|Budget Amount *help
¥4,000,000 (Direct Cost: ¥4,000,000)
Fiscal Year 2002: ¥1,500,000 (Direct Cost: ¥1,500,000)
Fiscal Year 2001: ¥2,500,000 (Direct Cost: ¥2,500,000)
During the research period (2001-2002), we got some significant achievements for squalene hopene cyclase as follows.
(1) Site-directed mutagenesis experiments targeted for Tyr495, Tyr612 and Tyr609 showed that the role of these amino acids was ascribed to the reinforcement of the role of Asp377 and Phe365 which works for the cation-π interaction.
(2) Alteration of the bulk size at 420 and 607 into the larger amino acids allowed the creation of unnatural natural product, named neoachillapentaene, which was produced by the boat structure during the cyclization process. This finding indicates that the steric bulk size of crucial amino acids perturbs the substrate folding.
(3) We synthesized a 2,3-oxidosqualene analogue which have ethyl group at 10-position. This analog was cyclized by lanosterol synthase to give the abnormal cyclization products with trimethylcyclohexane moiety, which produced through the boat-folding structure and produced by the catalysis of 3R-oxidosqualene. Lanosterol synthase is rigorously specific to 3S-oxidosqualene and inert to the 3R-form. This investigation gave a deeper insight into the substrate recognition by lanosterol synthase.

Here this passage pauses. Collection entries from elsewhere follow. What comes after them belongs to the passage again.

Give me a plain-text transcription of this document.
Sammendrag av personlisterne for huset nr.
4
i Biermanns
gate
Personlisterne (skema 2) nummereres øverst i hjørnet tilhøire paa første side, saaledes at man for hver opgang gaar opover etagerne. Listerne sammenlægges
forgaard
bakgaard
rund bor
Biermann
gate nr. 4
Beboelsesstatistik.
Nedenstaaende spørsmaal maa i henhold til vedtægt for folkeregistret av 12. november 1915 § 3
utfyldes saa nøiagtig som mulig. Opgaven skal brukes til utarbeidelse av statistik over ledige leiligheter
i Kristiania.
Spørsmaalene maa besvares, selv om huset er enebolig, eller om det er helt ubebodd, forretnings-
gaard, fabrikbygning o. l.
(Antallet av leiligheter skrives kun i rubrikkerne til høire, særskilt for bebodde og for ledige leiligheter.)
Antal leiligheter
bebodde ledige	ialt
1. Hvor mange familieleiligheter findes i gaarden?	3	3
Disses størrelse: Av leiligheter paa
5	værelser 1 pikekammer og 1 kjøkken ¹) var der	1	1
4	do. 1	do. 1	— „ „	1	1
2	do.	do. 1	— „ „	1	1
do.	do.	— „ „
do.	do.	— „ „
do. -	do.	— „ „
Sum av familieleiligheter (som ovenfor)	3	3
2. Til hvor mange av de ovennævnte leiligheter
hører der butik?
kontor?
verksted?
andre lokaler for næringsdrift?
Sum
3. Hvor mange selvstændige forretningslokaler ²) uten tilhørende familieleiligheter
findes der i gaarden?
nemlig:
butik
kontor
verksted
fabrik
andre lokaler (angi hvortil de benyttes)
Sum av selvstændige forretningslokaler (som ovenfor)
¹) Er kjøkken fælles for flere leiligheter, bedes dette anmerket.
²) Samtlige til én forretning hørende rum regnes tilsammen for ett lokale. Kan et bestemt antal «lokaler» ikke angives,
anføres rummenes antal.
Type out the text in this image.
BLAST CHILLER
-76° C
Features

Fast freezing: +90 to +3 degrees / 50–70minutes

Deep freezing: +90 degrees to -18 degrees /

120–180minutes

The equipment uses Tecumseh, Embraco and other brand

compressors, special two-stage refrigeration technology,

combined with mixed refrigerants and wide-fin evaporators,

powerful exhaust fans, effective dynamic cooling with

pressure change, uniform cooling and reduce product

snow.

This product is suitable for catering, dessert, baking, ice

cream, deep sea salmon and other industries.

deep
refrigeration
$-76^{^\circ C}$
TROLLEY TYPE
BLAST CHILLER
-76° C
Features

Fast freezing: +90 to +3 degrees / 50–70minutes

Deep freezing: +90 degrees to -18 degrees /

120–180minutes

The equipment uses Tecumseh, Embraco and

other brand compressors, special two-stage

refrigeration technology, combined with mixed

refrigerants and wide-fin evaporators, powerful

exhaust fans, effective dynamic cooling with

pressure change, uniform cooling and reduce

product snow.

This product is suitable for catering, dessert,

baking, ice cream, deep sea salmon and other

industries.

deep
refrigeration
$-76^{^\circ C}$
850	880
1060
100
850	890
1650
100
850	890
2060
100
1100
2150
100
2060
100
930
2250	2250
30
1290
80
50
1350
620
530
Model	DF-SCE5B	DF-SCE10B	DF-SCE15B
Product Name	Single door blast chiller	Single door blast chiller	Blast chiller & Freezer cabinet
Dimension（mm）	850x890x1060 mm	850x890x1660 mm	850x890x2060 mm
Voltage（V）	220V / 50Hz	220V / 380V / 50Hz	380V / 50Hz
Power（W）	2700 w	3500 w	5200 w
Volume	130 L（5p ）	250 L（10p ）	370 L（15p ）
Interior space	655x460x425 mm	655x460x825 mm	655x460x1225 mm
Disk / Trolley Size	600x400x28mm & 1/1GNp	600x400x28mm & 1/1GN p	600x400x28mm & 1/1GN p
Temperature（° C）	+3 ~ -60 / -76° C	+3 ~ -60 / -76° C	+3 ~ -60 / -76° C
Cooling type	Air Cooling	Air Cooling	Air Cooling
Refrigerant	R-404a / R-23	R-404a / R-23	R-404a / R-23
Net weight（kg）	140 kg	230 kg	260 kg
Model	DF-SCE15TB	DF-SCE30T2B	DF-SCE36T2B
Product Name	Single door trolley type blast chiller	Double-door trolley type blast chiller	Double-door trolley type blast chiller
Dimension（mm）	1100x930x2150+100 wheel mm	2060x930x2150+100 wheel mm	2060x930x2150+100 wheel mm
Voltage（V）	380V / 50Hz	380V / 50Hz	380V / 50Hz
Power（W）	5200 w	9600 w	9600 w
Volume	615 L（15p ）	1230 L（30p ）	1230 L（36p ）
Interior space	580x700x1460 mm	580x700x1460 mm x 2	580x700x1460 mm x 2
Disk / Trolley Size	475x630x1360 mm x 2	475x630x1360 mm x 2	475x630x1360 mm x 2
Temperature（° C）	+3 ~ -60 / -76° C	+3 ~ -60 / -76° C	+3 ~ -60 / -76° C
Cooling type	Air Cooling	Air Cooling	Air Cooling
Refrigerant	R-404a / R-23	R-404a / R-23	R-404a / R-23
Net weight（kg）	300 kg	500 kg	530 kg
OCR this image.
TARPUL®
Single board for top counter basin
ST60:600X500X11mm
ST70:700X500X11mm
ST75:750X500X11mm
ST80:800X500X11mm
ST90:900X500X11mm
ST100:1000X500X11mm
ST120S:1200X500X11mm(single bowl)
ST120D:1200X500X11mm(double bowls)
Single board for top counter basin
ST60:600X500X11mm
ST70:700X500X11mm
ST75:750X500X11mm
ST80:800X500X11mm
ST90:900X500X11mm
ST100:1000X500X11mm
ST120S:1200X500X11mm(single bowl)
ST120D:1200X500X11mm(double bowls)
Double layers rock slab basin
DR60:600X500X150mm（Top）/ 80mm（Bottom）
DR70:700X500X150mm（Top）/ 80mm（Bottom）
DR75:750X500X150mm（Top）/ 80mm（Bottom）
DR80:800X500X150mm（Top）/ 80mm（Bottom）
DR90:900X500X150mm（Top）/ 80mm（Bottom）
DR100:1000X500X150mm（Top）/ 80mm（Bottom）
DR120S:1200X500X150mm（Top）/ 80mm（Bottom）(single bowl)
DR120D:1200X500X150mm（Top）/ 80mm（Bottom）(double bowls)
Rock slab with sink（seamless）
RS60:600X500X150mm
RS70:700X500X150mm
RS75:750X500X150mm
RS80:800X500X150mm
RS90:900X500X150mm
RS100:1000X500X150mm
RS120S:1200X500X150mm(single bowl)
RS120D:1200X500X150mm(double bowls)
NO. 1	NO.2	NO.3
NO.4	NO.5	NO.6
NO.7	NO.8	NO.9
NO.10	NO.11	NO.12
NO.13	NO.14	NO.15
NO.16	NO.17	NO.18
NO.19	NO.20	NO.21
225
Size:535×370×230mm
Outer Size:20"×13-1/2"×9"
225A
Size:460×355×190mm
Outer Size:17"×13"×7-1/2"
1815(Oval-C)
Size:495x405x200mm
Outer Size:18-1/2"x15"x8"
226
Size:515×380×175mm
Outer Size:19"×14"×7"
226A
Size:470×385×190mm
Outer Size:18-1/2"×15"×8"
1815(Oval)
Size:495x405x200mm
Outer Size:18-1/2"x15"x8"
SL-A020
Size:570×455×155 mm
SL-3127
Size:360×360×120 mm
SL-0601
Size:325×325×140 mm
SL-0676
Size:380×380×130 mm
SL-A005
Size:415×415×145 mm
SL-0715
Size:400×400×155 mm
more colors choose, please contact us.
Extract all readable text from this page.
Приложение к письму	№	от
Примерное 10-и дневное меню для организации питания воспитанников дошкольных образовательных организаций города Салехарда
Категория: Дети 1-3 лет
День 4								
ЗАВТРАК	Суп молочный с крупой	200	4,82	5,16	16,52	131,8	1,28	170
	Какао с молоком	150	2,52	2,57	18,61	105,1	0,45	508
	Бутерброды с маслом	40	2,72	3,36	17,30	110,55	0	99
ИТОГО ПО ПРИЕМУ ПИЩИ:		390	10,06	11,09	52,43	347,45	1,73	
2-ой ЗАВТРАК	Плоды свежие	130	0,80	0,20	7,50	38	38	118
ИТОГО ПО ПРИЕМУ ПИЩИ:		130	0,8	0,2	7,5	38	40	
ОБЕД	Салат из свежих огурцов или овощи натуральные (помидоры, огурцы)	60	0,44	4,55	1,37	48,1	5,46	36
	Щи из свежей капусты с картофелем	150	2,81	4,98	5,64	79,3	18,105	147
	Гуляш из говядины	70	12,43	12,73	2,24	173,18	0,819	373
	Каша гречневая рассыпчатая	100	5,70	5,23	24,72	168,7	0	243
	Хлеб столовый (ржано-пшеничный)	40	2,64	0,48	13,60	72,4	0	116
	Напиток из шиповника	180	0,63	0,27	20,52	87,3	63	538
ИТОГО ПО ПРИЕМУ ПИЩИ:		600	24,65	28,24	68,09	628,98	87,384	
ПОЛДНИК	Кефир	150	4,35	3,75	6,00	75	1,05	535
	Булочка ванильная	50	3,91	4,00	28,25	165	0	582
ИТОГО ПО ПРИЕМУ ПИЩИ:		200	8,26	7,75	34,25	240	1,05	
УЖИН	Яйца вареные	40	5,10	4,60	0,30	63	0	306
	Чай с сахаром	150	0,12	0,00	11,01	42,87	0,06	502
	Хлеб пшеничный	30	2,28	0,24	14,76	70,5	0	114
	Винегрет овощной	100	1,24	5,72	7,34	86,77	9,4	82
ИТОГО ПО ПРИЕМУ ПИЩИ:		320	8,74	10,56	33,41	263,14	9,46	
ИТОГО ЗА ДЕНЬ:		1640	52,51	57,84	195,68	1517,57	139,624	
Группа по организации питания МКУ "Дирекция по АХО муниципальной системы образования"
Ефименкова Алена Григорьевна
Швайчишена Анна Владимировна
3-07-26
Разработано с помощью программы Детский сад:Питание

(4) We also synthesized C(10) norsqualene, which was subjected to the enzymic reaction by squalene-hopene cyclase. This enzymic reaction afforded novel carbocyclic skeleton(s), i. e. 6/5+5/5+(6). This finding also indicated that the bulk size of the substrate also significantly influence the cyclization pathway.
(5) Comparison of amino acid alignment between squalene and lanosterol cyclases encouraged to delete Gly600 of the squalene cyclase. This deleted mutant was created by the PCR method. Squalene cyclase catalyzes 3 substrates, i. e. squalene (original substrate), 3S- and 3R-oxidosquaene. However, this mutant was only active to 3S-oxidosquaene. This behavior was analogous to lanosterol synthase. Thus, we have succeed in altering the substrate specificity.